ARI of Monticello, Florida
PRISCILLA FROM THE AUCILLA The Story of a Mastodon By Dr. James Dunbar, Chair, Aucilla Research Institute Board of Directors
The late Don Serbousek was well acquainted with the Aucilla River and the fascinating features hidden below its waters. Along the river’s route to the Gulf of Mexico, there are many land-locked surface channels where dark water upwells to the surface on one end and siphons underground on the other, returning its waters to subterranean conduits. Most interesting to Serbousek at the time, and to Aucilla Research Institute researchers today, is the outstanding quality of preserved late Pleistocene plants, animals, and artifacts left behind as evidence of this area’s inheritance. One of Don’s legacies is discovering, copying, and reassembling Priscilla the Mastodon’s skeleton.

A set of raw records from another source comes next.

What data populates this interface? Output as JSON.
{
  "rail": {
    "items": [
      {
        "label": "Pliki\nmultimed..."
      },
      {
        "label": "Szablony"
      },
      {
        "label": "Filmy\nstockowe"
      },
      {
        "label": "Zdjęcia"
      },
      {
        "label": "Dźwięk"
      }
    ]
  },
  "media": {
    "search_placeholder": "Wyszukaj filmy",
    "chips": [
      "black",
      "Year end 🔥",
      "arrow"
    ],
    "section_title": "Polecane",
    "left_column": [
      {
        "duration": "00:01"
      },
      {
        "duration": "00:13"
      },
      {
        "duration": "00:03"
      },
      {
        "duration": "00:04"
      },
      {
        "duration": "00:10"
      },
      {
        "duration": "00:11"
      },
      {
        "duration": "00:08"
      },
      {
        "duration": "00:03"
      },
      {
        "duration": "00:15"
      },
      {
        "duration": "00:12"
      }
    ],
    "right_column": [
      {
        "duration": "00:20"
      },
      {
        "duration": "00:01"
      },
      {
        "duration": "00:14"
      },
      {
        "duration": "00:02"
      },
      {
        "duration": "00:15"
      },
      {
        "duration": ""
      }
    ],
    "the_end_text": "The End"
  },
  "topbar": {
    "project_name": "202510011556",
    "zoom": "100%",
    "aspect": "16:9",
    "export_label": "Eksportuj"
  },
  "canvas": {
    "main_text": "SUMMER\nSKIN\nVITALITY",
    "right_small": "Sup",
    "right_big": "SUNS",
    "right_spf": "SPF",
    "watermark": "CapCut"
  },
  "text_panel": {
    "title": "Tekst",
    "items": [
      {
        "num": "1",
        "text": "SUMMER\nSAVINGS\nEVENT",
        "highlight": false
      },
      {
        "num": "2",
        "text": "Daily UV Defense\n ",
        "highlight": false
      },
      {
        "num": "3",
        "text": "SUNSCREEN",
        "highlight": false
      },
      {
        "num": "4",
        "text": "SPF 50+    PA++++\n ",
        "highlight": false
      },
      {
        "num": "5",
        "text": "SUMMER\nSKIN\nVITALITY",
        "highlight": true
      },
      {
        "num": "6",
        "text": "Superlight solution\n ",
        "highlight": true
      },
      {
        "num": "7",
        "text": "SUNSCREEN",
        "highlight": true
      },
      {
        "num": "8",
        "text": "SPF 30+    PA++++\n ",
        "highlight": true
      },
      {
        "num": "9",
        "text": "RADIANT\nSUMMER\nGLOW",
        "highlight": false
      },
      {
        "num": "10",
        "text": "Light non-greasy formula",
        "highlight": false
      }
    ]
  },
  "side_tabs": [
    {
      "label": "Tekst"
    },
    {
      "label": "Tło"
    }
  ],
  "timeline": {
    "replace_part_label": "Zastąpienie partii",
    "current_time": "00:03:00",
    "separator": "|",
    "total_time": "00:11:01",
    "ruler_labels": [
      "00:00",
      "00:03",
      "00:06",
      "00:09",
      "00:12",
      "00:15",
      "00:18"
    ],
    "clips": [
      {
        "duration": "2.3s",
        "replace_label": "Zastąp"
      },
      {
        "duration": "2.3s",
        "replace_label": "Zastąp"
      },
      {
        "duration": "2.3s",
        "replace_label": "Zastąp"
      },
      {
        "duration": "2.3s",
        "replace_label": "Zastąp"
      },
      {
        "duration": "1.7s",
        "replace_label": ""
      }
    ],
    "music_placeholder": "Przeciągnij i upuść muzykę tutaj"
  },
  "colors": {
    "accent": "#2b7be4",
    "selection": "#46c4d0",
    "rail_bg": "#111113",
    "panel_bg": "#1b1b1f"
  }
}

Don investigated of the Priscilla site in the late 1960s. Twenty-five years later, when paleontologist Dr. David Webb of the University of Florida wanted to study the area, he asked Don to guide the new group of researchers. Don agreed, and to our surprise, his grid stakes were still in place even though a large hardwood tree had fallen onto the grid lines. Testing of the area revealed a gray silty clay above a dense, highly compacted organic peat. An unusual aspect of the peat stratum is that we found a similar compact peat deposit at the Page-Ladson site. Our brief inspection of the Priscilla site was completed, and in hindsight, we should have collected samples for radiocarbon dating.
Last year, ARI board member Andy Hemmings acquired funding and permission to secure a Priscilla bone sample from the Florida Museum of Natural History in Gainesville for carbon dating. To everyone’s surprise, the bone date from Priscilla was older than we had thought: 21,880 calendar years Before Present (cal BP) during the Last Glacial Maximum (LGM). That age is the youngest of two other dates from North Florida that fall within the LGM—a period that spans from 22,900 cal BP to 17,480 cal BP1 .Another surprise was that the older dates gave evidence of a radically lower water table. In contrast, the Priscilla date gave evidence of a near-present higher water table some 520 years later. Priscilla appears to have become stuck in the mud, which also buried the skeleton, leading to its outstanding preservation.
1 Rasmussen, S. O. et al., A stratigraphic framework for abrupt climatic changes during the Last Glacial period based on three synchronized Greenland ice-core records: refining and extending the INTIMATE event stratigraphy. Quaternary Science Reviews, 2014. 106: 14-28.